Tuesday, September 30, 2008

Detachment

Krishna is advocating a sort of unemotional type of life. By “detachment,” he means that one should not be too caught up in the bias of certain actions, but should live life objectively and free from temptations – the goal being perfect peace. If one doesn’t become too involved in worldly happenings, they are freed from wants, and therefore can maintain a certain level of joy. Since unhappiness stems from unfulfilled wishes, a detached state of life would leave you at ease with the world: “relinquishing the fruit of action, the disciplined man attains perfect peace” while the man who is attached to his actions is “attached to the fruit of his desire” (60). If one wants for nothing, he has nothing to blind his quest for peace, for the “man of discipline should always discipline himself, remain in seclusion, isolated, his thought and self well controlled, without possessions or hope” (66).

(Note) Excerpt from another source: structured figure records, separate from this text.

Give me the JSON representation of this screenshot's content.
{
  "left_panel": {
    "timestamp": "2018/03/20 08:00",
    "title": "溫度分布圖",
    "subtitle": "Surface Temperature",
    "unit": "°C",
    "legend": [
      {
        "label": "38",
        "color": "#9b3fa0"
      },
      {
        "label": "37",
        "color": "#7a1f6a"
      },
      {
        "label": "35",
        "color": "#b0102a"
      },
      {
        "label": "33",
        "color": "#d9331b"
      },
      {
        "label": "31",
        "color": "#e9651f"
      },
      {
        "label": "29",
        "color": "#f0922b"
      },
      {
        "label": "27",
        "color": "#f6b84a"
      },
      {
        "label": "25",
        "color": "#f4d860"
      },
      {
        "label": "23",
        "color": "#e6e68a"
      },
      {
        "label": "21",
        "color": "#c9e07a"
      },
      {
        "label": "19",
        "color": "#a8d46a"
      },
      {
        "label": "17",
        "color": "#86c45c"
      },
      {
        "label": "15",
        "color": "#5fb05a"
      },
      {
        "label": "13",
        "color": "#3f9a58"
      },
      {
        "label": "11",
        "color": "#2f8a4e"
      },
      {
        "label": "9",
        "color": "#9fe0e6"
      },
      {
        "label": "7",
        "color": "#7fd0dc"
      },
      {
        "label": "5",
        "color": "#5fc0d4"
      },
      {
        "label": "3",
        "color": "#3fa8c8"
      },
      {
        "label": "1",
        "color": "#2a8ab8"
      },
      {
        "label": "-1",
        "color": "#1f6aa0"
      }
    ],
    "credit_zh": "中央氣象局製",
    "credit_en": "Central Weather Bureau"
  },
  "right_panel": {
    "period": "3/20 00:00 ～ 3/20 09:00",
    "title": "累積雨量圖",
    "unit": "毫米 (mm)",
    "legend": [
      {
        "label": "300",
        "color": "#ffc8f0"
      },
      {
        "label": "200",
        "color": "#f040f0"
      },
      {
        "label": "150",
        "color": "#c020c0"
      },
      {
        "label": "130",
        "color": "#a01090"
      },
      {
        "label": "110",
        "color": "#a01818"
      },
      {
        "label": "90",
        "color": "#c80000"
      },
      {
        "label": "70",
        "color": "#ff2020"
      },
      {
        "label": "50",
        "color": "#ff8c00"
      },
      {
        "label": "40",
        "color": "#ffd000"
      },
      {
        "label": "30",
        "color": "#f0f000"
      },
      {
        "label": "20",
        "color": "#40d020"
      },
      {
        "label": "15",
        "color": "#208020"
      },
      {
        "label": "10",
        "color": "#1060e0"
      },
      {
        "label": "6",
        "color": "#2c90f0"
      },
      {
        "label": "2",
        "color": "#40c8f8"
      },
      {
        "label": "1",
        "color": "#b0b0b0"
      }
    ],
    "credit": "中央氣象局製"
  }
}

Furthermore, the man who can be disciplined in his actions is able to see through common day-to-day problems and find self-actualization. By doing this, he is able to find wisdom because “when wisdom is destroyed by knowledge of the self, then, like the sun, knowledge illumines ultimate reality” (61). Krishna suggests doing this by finding a place of mediation, “neither too high nor too low” (66), and maintaining “an equal eye” (69) to meditate and keep your thoughts under control from human tendencies. Although the mind is naturally restless, as Arjuna points out, Krishna emphasizes that only those with the discipline enough to steady their mind will find contentment in detachment, and thus find a perfect peace in a generally chaotic world.